Nearly eight months on from Oracle's spectacular defence of the 34th America's Cup, the US syndicate has finally released the Protocol for the next event in 2017.
Originally expected to be announced in late March, many of the more controversial elements of the 78-page Protocol had been sign-posted well before today's release.
Despite the debate over the shape the new format was set to take, it does not appear Oracle have budged of any of the contentious points of the new set of rules.
The key changes for the 35th America's Cup match are:
- Organisers are predicting there will be 6-8 challengers in the next event, but only the top four will race in the America's Cup proper. With no guarantee they will compete in the main event, this may deter teams from entering.
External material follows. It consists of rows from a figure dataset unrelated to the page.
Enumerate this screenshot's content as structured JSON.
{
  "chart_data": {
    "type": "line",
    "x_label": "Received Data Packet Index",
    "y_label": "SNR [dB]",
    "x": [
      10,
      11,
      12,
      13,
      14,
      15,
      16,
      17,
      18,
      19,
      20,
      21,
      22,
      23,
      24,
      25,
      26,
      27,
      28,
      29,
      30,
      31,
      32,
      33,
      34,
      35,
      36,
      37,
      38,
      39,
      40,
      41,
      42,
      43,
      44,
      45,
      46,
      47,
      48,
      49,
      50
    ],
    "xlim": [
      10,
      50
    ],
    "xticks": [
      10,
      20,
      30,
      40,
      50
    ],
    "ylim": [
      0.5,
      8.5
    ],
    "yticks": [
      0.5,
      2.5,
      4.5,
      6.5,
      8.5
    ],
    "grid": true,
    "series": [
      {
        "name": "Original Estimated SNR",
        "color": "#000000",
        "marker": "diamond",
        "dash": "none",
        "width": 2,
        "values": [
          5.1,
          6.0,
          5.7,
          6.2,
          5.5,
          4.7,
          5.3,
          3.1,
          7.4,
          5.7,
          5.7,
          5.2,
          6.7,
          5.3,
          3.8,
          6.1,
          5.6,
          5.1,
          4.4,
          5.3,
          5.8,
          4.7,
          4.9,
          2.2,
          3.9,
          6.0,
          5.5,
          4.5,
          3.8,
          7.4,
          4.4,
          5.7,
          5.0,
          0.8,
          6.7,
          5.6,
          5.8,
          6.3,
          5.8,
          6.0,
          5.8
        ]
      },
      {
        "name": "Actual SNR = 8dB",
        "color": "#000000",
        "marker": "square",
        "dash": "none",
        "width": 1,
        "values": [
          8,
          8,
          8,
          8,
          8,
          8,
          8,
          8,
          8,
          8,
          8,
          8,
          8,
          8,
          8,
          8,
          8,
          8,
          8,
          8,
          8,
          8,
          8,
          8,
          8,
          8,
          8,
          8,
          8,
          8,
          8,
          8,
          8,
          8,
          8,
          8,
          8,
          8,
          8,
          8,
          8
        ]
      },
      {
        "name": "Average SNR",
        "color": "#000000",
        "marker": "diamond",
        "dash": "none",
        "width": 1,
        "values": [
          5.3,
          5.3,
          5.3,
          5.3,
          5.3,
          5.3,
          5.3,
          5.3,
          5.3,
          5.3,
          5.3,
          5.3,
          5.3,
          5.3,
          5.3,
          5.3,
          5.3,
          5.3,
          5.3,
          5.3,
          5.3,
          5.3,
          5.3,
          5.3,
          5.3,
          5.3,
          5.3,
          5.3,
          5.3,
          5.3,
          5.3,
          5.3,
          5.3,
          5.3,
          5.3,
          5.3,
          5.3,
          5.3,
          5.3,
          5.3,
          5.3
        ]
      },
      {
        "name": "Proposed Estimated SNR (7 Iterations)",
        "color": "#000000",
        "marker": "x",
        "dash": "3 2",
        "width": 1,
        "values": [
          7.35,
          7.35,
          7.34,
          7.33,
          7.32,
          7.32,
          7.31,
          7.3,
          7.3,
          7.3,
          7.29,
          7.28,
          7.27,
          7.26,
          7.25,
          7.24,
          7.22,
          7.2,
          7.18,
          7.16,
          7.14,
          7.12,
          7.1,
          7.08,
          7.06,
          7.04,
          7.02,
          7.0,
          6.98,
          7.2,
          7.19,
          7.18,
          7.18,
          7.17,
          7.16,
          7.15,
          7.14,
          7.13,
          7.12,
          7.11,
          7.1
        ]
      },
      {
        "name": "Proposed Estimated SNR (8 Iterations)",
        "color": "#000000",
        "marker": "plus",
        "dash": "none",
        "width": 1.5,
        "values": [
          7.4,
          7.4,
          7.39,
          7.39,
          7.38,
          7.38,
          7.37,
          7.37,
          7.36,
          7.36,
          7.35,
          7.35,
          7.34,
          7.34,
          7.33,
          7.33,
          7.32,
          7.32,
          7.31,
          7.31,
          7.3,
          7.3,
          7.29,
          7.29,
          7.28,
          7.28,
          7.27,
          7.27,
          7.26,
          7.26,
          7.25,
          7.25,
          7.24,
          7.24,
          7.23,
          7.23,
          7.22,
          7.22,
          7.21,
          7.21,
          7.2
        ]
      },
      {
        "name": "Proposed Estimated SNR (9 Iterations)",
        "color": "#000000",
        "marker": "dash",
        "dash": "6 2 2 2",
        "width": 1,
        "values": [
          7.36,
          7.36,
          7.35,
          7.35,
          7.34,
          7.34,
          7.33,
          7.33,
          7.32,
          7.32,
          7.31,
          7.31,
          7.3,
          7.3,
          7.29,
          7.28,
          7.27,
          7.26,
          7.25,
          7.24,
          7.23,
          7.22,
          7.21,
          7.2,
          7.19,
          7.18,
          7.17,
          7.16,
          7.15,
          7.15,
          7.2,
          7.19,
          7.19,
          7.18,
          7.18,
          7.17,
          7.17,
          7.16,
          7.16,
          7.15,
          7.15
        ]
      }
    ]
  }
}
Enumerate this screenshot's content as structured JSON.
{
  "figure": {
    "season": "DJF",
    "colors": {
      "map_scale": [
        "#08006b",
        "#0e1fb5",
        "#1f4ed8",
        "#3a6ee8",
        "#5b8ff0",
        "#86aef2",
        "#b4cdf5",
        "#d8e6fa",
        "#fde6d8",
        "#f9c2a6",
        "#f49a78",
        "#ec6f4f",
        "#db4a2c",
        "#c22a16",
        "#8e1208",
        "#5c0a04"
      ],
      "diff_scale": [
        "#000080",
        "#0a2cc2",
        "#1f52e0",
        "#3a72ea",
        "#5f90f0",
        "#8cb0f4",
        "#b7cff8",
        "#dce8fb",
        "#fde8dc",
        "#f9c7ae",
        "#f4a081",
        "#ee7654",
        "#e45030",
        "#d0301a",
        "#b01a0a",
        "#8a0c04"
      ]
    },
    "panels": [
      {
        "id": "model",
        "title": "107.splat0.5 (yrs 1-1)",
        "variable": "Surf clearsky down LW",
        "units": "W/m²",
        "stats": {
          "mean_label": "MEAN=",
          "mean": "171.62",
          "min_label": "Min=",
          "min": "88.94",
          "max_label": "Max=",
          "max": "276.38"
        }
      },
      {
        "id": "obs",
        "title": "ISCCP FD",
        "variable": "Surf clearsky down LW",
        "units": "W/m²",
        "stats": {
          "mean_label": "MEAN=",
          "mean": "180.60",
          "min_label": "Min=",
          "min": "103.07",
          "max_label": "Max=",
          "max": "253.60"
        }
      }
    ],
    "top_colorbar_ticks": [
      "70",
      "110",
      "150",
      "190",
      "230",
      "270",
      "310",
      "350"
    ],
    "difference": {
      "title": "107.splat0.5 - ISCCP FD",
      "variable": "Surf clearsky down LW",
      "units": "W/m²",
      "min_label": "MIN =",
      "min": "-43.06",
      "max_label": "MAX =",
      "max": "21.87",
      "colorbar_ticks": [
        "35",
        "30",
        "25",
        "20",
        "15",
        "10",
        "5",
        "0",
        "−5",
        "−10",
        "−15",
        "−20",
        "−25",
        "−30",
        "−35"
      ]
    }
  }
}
- Unlike in previous America's Cup regattas, the defender will be allowed to sail against challengers in the early elimination rounds.
- An America's Cup World Series in 45-foot catamarans in 2015 and 2016 will be used to seed the America's Cup qualifiers, a double-round robin event. The winner of the qualifiers - whether it's Oracle or a challenger - will get a bonus point in the America's Cup match.
- The top four challengers will race in the America's Cup playoffs - the semifinals and finals - with the winner facing Oracle in the match. However, the challenger that earns the bonus point for the America's Cup match could be eliminated before reaching the ultimate round.
- The America's Cup match will be sailed in 62-foot wing-sailed foiling catamarans, requiring only eight crew. Last year's America's Cup was sailed in 72-foot catamarans, with 11 crew members.
- New nationality rules require two of the eight crew on the 62-footers and one of the five crew on the 45-footers be from the home country of a team's backing yacht club.
- Oracle can build two 62-foot, wing-sailed foiling catamarans, insuring against a catastrophic failure, while challengers will be limited to one - a clause that's sure to be controversial.
- A venue for the 35th America's Cup has not yet been announced, with the organisers still considering pitches from San Francisco, San Diego, Bermuda and Chicago to host the main event. It is unlikely the venue will be confirmed before the August deadline for challengers to enter the next event.
The stalling over making a decision on venue is a key bugbear for the commercially-funded teams like Team New Zealand, who will struggle to get a commitment from sponsors until the venue is known.